Small asteroids hit Earth almost daily, breaking up harmlessly in the upper atmosphere. Objects large enough to do damage at the surface are much rarer.
The target for DART's first test is an asteroid that will have a distant approach to Earth in October 2022, and then again in 2024. The asteroid is called Didymos—Greek for "twin"—because it's an asteroid binary system that consists of two bodies: Didymos A, about one-half mile in size; and a smaller asteroid orbiting it called Didymos B, about 530 feet in size. DART would impact only the smaller of the two bodies, Didymos B.
The Didymos system has been closely studied since 2003. The primary body is a rocky S-type object, with composition similar to that of many asteroids. The composition of its small companion, Didymos B, is unknown, but the size is typical of asteroids that could potentially create regional effects should they impact Earth.
After launch, DART would fly to Didymos and use an APL-developed onboard autonomous targeting system to aim itself at Didymos B. Then the spacecraft would strike the smaller body at a speed about nine times faster than a bullet, approximately 3.7 miles per second.
Earth-based observatories would be able to see the impact and the resulting change in the orbit of Didymos B around Didymos A, allowing scientists to better determine the capabilities of kinetic impact as an asteroid mitigation strategy.
Objects larger than 0.6 miles in diameter—large enough to cause global effects—have been the focus of NASA's ground-based search for potentially hazardous objects with orbits that bring them near the Earth.
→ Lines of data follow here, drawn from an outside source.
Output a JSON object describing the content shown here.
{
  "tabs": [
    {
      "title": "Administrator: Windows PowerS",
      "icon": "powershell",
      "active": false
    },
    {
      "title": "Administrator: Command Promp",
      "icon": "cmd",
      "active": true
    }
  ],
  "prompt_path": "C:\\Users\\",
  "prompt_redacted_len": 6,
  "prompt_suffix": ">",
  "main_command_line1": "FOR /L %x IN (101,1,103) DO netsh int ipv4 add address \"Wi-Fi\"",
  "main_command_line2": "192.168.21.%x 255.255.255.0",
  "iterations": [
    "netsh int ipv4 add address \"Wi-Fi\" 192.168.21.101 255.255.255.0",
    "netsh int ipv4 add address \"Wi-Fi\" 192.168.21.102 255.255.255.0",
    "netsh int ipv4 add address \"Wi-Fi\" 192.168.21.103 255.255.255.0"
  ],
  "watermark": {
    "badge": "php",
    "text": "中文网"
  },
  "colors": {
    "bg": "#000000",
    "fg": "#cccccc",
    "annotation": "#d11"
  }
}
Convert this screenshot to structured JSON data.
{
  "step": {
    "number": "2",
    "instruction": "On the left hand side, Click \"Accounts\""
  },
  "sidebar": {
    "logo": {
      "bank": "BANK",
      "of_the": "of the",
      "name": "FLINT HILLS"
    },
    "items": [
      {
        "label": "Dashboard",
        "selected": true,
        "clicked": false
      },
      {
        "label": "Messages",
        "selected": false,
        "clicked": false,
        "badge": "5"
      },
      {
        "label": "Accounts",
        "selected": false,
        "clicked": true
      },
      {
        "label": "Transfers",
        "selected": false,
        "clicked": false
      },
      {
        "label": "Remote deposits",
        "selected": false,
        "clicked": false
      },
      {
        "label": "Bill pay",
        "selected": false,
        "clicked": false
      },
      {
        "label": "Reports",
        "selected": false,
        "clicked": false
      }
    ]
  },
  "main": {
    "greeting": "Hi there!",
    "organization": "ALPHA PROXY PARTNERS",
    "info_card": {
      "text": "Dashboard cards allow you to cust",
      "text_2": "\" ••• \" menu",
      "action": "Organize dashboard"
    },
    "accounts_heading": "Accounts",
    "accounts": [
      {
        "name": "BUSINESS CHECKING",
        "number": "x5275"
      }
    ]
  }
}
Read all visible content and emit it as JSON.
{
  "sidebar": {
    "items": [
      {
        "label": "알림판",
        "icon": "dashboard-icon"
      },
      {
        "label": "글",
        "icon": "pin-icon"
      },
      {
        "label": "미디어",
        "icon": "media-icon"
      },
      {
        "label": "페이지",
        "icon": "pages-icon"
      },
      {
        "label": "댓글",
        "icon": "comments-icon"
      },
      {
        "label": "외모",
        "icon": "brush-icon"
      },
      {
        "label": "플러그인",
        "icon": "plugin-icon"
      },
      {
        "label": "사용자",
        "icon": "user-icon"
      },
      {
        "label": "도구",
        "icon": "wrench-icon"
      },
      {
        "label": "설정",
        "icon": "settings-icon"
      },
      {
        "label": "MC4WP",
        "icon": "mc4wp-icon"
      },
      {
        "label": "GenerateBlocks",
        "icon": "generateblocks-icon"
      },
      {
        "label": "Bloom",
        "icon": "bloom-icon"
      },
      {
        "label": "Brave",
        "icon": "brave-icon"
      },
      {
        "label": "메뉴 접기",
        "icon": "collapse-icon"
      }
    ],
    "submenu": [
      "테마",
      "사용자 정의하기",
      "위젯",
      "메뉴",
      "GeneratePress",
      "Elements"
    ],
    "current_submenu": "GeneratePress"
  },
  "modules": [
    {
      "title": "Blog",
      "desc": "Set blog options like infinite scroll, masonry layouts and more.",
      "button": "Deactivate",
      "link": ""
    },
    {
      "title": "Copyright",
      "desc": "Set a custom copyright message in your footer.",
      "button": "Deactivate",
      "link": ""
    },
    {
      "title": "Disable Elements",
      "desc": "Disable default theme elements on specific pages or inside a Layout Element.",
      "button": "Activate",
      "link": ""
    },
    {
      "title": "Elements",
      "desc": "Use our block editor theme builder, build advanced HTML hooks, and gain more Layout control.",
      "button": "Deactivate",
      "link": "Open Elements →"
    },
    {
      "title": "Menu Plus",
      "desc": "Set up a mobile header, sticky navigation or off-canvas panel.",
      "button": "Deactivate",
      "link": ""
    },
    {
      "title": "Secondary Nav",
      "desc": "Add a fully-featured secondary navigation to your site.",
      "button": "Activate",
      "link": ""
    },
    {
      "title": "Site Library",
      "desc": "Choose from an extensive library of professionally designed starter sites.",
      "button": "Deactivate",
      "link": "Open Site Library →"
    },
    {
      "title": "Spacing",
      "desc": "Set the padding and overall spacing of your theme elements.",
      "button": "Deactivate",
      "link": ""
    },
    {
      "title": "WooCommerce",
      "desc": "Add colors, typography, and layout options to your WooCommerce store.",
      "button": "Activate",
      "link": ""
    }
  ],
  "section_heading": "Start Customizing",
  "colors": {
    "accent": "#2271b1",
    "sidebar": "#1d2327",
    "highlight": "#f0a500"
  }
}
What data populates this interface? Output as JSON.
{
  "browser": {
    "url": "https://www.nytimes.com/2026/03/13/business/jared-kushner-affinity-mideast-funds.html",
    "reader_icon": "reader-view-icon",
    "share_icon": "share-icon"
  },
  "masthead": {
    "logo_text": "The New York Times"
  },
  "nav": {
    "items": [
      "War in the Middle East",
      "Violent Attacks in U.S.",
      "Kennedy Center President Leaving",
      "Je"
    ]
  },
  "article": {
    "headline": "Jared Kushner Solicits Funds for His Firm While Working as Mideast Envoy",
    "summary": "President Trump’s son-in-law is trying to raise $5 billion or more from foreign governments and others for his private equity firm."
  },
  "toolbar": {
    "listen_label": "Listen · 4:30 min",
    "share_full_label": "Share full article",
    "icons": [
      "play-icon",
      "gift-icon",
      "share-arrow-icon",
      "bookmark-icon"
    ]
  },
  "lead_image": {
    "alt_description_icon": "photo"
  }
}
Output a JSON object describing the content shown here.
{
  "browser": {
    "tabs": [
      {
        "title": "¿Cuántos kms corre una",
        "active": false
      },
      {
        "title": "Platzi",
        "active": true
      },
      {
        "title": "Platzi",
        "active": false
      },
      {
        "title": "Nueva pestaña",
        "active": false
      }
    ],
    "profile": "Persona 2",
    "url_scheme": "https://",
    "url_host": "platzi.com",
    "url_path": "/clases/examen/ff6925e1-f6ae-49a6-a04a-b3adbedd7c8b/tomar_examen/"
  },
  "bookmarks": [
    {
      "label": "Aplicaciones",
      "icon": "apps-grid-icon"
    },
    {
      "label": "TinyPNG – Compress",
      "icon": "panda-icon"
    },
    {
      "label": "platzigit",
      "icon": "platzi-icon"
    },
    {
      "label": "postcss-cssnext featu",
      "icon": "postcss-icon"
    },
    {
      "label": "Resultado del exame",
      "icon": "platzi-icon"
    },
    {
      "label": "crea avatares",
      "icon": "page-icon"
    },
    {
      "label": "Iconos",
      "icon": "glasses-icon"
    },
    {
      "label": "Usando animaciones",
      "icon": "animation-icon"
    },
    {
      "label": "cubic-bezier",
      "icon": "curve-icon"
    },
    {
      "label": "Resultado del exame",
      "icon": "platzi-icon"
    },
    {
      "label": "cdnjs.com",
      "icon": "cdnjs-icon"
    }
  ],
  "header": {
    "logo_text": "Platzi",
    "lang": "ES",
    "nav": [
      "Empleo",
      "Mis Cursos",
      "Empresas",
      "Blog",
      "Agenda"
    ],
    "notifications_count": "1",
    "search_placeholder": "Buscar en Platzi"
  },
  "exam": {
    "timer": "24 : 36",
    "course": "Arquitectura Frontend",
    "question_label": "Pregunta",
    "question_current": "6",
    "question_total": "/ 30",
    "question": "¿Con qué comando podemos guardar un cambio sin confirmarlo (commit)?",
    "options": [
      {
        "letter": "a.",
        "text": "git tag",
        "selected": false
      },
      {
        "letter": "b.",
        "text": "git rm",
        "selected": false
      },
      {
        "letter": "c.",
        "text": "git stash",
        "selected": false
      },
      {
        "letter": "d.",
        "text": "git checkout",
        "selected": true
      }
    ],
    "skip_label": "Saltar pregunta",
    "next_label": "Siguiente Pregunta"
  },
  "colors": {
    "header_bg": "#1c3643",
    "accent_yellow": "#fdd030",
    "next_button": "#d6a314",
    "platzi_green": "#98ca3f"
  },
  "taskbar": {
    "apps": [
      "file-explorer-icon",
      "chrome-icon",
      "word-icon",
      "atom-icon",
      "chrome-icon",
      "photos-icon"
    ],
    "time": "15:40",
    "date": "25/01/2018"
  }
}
About 93% of these sized objects have already been found, NASA says.
DART would test technologies to deflect objects in the intermediate size range—large enough to do regional damage yet small enough that there are many more that have not been observed and could someday hit Earth. NASA-funded telescopes and other assets continue to search for these objects, track their orbits, and determine if they are a threat.
To assess and formulate capabilities to address these potential threats, NASA in 2016 established its Planetary Defense Coordination Office, which is responsible for finding, tracking, and characterising potentially hazardous asteroids and comets coming near Earth; issuing warnings about possible impacts; and assisting plans and coordination of U.S. government response to an actual impact threat.